Retard à l’allumage
La filière nucléaire n’a pas dit son dernier mot
Y penser toujours, en parler jamais : c’est l’adage qui semble gouverner la filière nucléaire au Japon depuis l’accident de Fukushima. Jusqu’au 11 mars 2011, celle-ci était promise à une belle croissance dans les plans rédigés en commun par les opérateurs et le Ministère de l’industrie (METI). Le nucléaire apparaissait comme la « moins mauvaise ressource » pour un Archipel dont le réseau est déconnecté du reste du monde et pour qui les énergies fossiles classiques (en comparaison de l’uranium) sont difficiles d’accès. L’accident de Fukushima avait mis à l’arrêt complet le parc nucléaire nippon et provoqué une remise en cause nationale ; à l’heure où nous écrivons ces lignes, le gouvernement a rallumé sept réacteurs en sept ans.
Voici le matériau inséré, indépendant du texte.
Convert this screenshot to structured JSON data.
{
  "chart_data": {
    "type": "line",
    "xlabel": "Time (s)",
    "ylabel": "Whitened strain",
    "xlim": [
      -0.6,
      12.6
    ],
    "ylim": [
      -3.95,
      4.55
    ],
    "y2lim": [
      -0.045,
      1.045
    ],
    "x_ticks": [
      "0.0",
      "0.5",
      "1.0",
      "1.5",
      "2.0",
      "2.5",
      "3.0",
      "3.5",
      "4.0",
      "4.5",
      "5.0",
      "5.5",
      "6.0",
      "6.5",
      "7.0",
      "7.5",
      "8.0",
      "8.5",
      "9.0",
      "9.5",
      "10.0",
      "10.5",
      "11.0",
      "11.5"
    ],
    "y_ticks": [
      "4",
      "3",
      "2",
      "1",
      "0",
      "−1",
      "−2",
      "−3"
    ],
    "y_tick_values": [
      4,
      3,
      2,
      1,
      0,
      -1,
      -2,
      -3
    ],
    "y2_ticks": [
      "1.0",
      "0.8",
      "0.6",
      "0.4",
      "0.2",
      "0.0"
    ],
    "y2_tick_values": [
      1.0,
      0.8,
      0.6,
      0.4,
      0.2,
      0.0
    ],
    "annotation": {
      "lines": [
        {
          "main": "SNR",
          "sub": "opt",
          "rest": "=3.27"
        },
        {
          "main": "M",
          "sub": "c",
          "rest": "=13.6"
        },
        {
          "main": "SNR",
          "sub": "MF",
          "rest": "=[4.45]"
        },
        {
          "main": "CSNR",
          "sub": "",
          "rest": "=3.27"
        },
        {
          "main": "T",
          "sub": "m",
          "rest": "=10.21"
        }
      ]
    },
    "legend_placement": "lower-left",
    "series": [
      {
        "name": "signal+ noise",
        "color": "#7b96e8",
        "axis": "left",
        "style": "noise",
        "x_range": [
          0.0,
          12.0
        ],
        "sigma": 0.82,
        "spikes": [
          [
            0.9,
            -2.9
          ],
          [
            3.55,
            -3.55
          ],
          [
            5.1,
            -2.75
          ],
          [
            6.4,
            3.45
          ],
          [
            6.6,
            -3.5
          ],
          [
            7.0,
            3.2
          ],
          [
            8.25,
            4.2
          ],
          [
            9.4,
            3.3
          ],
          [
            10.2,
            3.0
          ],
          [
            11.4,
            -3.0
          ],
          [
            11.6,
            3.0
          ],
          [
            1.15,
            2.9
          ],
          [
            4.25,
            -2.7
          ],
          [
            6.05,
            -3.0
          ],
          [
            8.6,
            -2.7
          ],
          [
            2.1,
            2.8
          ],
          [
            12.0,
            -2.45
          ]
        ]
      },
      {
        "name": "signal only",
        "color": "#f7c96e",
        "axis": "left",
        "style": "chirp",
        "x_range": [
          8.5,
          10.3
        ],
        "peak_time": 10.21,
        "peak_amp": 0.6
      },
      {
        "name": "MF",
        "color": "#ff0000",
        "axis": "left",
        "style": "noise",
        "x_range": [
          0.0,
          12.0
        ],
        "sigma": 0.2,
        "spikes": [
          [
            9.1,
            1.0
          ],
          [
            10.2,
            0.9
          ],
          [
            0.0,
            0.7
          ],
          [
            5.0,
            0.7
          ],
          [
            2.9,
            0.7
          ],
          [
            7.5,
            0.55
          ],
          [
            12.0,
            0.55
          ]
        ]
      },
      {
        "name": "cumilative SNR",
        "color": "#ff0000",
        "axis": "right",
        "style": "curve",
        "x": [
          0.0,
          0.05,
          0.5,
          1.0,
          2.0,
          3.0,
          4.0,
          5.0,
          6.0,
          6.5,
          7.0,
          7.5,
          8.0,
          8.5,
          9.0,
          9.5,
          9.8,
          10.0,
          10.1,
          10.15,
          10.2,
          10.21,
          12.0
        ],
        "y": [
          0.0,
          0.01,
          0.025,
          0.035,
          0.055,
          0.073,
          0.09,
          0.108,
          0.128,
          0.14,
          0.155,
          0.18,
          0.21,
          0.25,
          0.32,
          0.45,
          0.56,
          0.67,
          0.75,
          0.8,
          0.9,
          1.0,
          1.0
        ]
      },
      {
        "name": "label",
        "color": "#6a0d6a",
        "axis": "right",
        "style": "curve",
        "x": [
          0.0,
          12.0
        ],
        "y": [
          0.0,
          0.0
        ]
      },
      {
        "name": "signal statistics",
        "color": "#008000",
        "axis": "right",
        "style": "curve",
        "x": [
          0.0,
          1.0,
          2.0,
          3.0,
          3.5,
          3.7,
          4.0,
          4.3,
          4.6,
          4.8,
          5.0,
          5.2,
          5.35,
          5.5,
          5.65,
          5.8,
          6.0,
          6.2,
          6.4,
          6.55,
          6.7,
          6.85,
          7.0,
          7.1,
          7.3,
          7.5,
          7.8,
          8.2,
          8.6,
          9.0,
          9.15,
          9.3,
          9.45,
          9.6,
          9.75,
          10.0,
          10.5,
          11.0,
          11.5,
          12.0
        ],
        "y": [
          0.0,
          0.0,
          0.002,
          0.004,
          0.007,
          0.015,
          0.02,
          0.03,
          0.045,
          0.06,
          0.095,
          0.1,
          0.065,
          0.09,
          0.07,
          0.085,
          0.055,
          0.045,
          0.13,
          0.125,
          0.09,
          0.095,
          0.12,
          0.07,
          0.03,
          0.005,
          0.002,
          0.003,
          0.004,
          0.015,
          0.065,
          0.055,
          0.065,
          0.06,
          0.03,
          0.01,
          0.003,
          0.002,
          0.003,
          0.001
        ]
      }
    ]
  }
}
Loin des caméras, la toute nouvelle Autorité de Sûreté Nucléaire a établi en trois ans de nouvelles normes de sécurité drastiques, prenant notamment en compte le risque de tsunami. Celles-ci ont entraîné des frais de mise à niveau des réacteurs conséquents pour les électriciens. Au point que ces derniers n’ont souvent d’autre choix que de renoncer à les rallumer. C’est le cas des réacteurs assis sur des failles sismiques déclarées « actives », voire même de certains assis sur des failles « inactives ». Pour l’instant les seuls réacteurs autorisés à redémarrer sont de type « à eau pressurisée », enceints d’une coque épaisse, tandis qu’aucun réacteur dit « à eau bouillonnante », enceint d’une coque fine, n'a encore été autorisé.
DEMAIN
Le gouvernement ambitionne désormais de porter cette ressource énergétique à 20-22% d’ici 2030, ce qui induit un parc de 35 réacteurs en activité. Atteindre un tel ratio relève de la gageure. Il nécessite très probablement de faire accepter aux parties concernées le rallongement de la durée de vie de vingt ans des réacteurs qui peuvent se le permettre. « 25 à 28 réacteurs est un chiffre plus réaliste si on rajoute dans l’équation l’opinion publique et les gouverneurs hostiles à cette énergie », commente sobrement un des acteurs de la filière. Même avec 25 réacteurs rallumés, il faudrait construire deux ou trois nouvelles centrales pour parvenir à l’objectif du gouvernement. Si ces chantiers semblent aujourd’hui difficiles à envisager, ils pourraient, avec le temps, être acceptés par l’opinion publique, spéculent les pro-nucléaires.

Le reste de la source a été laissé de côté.